A CPP retirement pension is a monthly benefit that people who have contributed to the Canada Pension Plan receive. The pension is designed to replace about 25% of a person's average pre-retirement employment earnings, up to a maximum amount.
For 2012, $50,100 is the maximum amount of employment earnings we use to calculate the pension. The average monthly CPP retirement pension in October 2011 was $512.64. In 2012, the maximum monthly pension amount at age 65 is $986.67.
The CPP is one part of your retirement plan. The other components of your retirement income may include the Government of Canada's Old Age Security (OAS) pension, and personal savings and investments.

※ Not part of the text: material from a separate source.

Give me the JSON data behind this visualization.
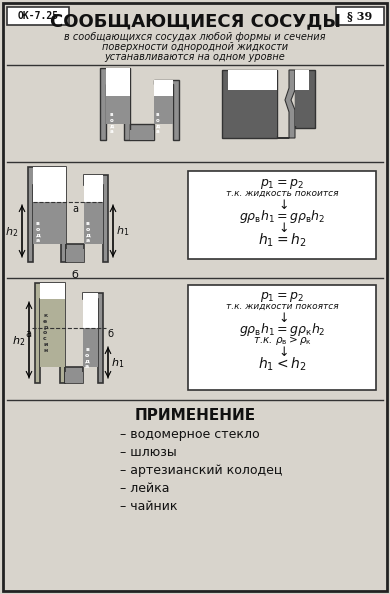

What benefits does the CPP provide?
There are four kinds of CPP benefits:
- the retirement pension;
- beginning in 2013, the new Post-Retirement Benefit;
- disability benefits (for contributors with a disability and their dependent children); and
- survivor benefits (including the death benefit, the survivor's pension, and the children's benefit).
How is the CPP financed?
The CPP is a contributory plan. This means that all costs are covered by the financial contributions that employees, employers, and self-employed workers pay, and from revenue earned on investments made by the CPP Investment Board. The CPP is not funded through general tax revenues.
What is the CPP Investment Board?
The CPP Investment Board invests CPP funds, broadly following the same investment rules as other pension plans. It was created to operate at arm's length from the federal, provincial, and territorial governments. The Board is accountable to the public and regularly reports its investment results.